South Korea described the breakdown of nuclear talks between President Donald Trump and North Korean leader Kim Jong Un on Thursday as unfortunate, but expressed hope that the two countries can continue an active dialogue.
The collapse of the Trump-Kim summit in Vietnam is a setback for South Korean President Moon Jae-in, whose desire for closer relations between the Koreas hinges on a nuclear breakthrough between the U.S. and North Korea. Moon had planned to announce new proposals for inter-Korean engagement, possibly including economic cooperation, in a ceremony Friday marking the 100th anniversary of a 1919 uprising by Koreans against Japanese colonial rule.
Moon has been held back in his drive for inter-Korean engagement by tough U.S.-led sanctions against North Korea which prohibit many kinds of economic ties.
Trump told reporters in Hanoi that his summit with Kim collapsed after North Korea demanded a full removal of the sanctions in return for limited disarmament steps. Washington sees economic pressure as its main leverage with the North.
North Korea’s state media have yet to comment on the summit.
South Korea’s presidential Blue House said in a statement that it believes the U.S. and North Korea deepened their understandings of each other during their “long and deep discussions” in Hanoi. It said Trump’s willingness to offer sanctions relief in exchange for broader nuclear disarmament steps by the North shows that the nuclear negotiations have entered an “elevated level.”
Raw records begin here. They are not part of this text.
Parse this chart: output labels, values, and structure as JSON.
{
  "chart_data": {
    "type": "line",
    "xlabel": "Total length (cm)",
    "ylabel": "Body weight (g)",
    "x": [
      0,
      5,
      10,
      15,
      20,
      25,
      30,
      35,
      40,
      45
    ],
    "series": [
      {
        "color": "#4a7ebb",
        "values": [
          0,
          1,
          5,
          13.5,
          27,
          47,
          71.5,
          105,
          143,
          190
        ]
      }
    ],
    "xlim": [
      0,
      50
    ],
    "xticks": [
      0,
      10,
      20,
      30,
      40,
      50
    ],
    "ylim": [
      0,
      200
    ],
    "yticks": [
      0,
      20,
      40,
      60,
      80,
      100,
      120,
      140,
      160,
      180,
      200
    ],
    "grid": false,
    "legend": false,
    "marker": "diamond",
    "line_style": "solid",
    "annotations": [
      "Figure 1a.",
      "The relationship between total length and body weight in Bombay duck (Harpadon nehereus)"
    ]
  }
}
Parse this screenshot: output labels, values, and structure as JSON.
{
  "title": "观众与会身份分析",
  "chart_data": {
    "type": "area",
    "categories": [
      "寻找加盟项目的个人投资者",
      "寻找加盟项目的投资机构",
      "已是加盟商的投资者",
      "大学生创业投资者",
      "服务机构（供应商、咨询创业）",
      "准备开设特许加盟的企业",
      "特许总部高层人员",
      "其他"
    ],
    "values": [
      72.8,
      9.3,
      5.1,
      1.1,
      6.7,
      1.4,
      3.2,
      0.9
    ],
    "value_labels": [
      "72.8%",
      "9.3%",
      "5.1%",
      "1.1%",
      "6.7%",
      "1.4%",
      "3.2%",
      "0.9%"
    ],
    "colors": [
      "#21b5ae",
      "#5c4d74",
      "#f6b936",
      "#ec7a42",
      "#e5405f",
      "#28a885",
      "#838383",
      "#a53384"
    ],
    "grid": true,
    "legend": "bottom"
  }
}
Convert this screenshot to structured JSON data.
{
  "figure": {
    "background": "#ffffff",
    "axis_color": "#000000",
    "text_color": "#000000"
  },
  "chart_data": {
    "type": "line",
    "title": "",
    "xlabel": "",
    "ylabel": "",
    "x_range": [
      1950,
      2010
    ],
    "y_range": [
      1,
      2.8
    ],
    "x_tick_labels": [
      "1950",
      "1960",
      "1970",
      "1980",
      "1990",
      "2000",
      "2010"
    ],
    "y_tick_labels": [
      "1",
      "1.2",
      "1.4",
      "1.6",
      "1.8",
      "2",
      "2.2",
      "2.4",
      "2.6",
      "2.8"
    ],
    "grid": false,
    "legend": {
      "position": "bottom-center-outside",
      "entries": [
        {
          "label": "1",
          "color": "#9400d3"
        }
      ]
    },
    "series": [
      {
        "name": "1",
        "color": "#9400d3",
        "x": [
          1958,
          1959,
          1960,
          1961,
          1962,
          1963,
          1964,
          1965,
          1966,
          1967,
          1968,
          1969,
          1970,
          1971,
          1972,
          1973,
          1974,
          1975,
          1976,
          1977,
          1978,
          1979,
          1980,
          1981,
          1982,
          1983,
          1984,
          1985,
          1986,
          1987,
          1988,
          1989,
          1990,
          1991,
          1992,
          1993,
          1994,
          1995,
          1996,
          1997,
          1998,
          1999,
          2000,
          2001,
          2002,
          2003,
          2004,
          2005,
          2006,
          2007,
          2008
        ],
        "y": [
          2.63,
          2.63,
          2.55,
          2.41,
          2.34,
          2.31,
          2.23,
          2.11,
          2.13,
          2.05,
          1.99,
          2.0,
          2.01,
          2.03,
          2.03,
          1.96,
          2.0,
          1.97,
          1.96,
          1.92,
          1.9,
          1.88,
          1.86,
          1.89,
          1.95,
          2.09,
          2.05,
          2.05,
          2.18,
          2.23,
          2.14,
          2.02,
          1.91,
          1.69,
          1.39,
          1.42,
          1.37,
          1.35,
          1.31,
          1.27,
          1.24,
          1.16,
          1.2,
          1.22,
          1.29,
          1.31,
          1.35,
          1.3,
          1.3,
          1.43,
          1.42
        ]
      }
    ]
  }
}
“The (South Korean) government will do all it can to ensure that the United States and North Korea can maintain momentum for dialogue while continuing their close communication and cooperation,” the Blue House said.
It said Moon spoke with Trump on the phone as the American leader flew out of Vietnam, but details of the conversation weren’t immediately announced.
Moon had hoped to follow the Trump-Kim meeting with his own fourth summit with Kim, preferably in South Korea’s capital, Seoul. Some experts say the prospects for such a summit are now murkier after the talks fell through in Hanoi. Moon may find it difficult to sell a Seoul visit by Kim to South Koreans without tangible progress on North Korea’s nuclear disarmament.
Kim is also likely to be reluctant to travel to South Korea without having something big to bring home, especially after getting nothing in Vietnam, where he arrived after traveling through China on his private train for more than two days.